WOD Ambassador – Eef van Dongen

For World Orienteering Day 2022 we have four new Ambassadors.

First out is Eef van Dongen from the Netherlands.

Photo: Lukas Budinsky

Why did you start practicing orienteering?

Because my partner trains orienteering a lot, so I had to, if I wanted to spend time with him! Another important reason is that I love being in nature and orienteering gives the opportunity to really be a part of the forest, in a much more natural way than if you’d stick to trails.

Can you tell us about an early memory of orienteering that you have?

Since I took a beginners course as late as 2018, I don’t very early memories. I lived in Switzerland at that time, and my partner and I spent a holiday in Ticino just a few weeks after EOC was organised there, so we went training together on the EOC maps. Most of the trainings we ran together so he could help me out if I got lost, but one shorter training on a fixed course I tried alone. I got terribly lost and decided to just run uphill to the highest point of the map and start over from there… to find out that there was a wild boar waiting for me at the top! I got scared and ran away without checking my compass, so I had to start over with trying to find out where I was once I was sure I had gotten far enough away from the wild boar. An experience I’ll never forget!

Photo: Lukas Budinsky

What is special with orienteering?

There are many special aspects about orienteering. Most of all, it is a great combination of a mental and physical challenge, requiring full focus throughout the whole race. I also really like that it brings you to special places, where you’d never come otherwise. Because we mainly run off-trail, using a map and compass, most people wouldn’t even know how to get there!

What is your advice to children and youths when it comes to practice orienteering?

Dare to make mistakes! Everyone makes mistakes when learning orienteering, and making mistakes means that you are challenging yourself to run a difficult course.

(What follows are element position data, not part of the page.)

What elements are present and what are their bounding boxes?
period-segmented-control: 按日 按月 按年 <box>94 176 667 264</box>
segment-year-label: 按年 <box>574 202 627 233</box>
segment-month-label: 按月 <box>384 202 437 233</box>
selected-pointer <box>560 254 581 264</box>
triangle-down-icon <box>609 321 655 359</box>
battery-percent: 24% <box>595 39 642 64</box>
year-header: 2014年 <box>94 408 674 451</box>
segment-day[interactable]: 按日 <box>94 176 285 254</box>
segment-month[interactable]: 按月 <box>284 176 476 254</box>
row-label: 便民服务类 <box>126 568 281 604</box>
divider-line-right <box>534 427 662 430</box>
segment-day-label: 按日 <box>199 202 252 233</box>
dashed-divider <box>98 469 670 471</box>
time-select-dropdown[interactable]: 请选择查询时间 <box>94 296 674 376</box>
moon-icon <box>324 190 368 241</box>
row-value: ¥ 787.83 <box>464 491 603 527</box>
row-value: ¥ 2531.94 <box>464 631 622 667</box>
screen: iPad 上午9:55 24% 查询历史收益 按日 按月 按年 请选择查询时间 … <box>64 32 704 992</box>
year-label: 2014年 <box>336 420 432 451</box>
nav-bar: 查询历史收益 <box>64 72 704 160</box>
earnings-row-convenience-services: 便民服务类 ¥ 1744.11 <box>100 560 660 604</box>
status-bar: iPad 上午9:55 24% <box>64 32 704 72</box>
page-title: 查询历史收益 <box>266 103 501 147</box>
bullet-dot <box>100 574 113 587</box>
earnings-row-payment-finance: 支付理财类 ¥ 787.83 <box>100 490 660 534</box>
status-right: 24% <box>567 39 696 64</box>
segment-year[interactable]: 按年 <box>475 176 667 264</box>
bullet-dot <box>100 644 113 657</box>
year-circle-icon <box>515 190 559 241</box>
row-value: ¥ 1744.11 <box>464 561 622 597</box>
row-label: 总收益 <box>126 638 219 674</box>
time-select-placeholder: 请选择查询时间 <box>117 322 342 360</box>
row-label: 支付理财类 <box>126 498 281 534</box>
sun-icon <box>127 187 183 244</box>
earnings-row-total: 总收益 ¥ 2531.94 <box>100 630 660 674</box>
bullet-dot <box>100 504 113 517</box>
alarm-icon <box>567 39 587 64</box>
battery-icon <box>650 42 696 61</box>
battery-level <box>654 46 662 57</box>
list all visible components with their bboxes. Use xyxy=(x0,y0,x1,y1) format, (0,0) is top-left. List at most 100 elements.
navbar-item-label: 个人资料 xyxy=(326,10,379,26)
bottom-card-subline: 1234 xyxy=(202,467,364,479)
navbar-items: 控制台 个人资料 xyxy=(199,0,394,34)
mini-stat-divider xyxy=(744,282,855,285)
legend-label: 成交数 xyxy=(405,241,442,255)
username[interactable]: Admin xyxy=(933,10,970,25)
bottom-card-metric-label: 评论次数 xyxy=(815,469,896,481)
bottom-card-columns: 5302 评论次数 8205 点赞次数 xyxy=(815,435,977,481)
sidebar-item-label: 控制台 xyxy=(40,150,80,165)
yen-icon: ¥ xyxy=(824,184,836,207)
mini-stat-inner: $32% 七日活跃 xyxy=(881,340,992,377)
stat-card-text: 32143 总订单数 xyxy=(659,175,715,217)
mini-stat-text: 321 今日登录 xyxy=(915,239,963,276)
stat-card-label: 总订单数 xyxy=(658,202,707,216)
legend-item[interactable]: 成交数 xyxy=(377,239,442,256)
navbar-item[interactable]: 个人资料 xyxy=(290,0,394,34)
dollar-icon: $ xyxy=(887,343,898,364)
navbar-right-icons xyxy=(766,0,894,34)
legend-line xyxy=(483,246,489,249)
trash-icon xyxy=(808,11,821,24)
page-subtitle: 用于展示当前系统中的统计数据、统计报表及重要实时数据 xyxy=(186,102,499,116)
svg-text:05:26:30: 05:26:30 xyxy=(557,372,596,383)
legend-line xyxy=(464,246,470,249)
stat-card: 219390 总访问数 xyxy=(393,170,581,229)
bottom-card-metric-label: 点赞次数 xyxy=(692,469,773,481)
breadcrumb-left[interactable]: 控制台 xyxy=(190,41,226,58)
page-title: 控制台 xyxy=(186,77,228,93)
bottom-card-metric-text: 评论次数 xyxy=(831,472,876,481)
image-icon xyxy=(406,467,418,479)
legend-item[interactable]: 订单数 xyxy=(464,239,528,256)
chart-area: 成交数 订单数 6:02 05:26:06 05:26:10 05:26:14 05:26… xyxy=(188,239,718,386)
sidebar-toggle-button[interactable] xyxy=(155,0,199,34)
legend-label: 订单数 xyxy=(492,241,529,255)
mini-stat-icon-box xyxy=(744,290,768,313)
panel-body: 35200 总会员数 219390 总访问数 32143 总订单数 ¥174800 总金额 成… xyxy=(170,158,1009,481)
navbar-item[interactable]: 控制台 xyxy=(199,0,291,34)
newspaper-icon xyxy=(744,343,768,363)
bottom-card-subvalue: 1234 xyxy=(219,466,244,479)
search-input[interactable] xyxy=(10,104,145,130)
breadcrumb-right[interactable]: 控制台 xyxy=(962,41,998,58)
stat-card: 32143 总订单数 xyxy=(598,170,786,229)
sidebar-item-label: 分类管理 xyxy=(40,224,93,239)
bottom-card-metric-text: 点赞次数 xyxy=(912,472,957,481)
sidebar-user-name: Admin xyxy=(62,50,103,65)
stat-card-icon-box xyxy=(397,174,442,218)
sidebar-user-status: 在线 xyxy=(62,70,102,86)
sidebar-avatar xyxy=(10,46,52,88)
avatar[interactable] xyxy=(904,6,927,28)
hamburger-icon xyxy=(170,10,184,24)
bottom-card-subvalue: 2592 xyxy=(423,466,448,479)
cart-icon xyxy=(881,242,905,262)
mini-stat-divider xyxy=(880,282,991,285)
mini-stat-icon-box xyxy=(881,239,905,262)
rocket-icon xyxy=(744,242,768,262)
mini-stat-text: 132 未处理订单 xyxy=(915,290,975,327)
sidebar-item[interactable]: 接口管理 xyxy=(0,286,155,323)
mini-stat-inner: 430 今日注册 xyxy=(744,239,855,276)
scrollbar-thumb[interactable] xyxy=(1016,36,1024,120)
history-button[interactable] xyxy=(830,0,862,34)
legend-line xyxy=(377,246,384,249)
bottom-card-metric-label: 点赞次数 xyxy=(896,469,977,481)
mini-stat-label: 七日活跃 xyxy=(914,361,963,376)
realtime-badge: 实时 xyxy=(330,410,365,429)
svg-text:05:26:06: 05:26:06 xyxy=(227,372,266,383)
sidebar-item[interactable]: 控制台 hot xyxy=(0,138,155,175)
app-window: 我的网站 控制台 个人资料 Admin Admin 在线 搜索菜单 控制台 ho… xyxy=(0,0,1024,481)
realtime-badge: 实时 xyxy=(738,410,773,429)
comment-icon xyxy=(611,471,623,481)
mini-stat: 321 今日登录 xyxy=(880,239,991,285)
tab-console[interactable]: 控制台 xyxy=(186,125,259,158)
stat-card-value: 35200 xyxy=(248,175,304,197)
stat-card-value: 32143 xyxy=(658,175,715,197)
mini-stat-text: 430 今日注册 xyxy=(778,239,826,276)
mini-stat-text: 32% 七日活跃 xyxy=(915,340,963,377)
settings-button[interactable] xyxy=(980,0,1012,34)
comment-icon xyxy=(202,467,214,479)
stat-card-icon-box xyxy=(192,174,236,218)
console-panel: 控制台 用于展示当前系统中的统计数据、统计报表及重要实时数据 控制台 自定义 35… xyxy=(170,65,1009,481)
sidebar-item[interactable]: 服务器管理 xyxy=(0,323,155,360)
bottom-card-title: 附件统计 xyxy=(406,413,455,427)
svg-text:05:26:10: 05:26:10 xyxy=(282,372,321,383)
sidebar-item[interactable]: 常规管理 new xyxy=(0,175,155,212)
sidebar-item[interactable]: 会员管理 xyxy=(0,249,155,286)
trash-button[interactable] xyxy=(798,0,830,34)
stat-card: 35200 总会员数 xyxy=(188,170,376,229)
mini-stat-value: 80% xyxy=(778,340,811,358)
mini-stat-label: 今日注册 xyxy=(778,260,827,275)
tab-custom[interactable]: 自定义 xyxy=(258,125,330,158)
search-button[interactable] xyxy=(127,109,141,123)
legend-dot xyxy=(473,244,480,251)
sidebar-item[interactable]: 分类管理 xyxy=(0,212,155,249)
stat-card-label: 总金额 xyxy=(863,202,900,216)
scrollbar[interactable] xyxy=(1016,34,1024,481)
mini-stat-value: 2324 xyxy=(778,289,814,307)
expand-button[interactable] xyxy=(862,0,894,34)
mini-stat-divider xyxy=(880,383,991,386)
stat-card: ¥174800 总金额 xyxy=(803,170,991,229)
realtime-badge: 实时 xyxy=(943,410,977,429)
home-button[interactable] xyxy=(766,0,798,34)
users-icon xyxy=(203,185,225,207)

What are your dreams when it comes to orienteering?

Since it is not a very long time ago I started orienteering, I still need to limit my speed in the forest often in order to keep contact with the map. Therefore I am often much less tired after an orienteering race than I would be after a running race. My dream is to improve my forest orienteering skills enough to be able to get really tired physically without making big mistakes, that would be a great experience!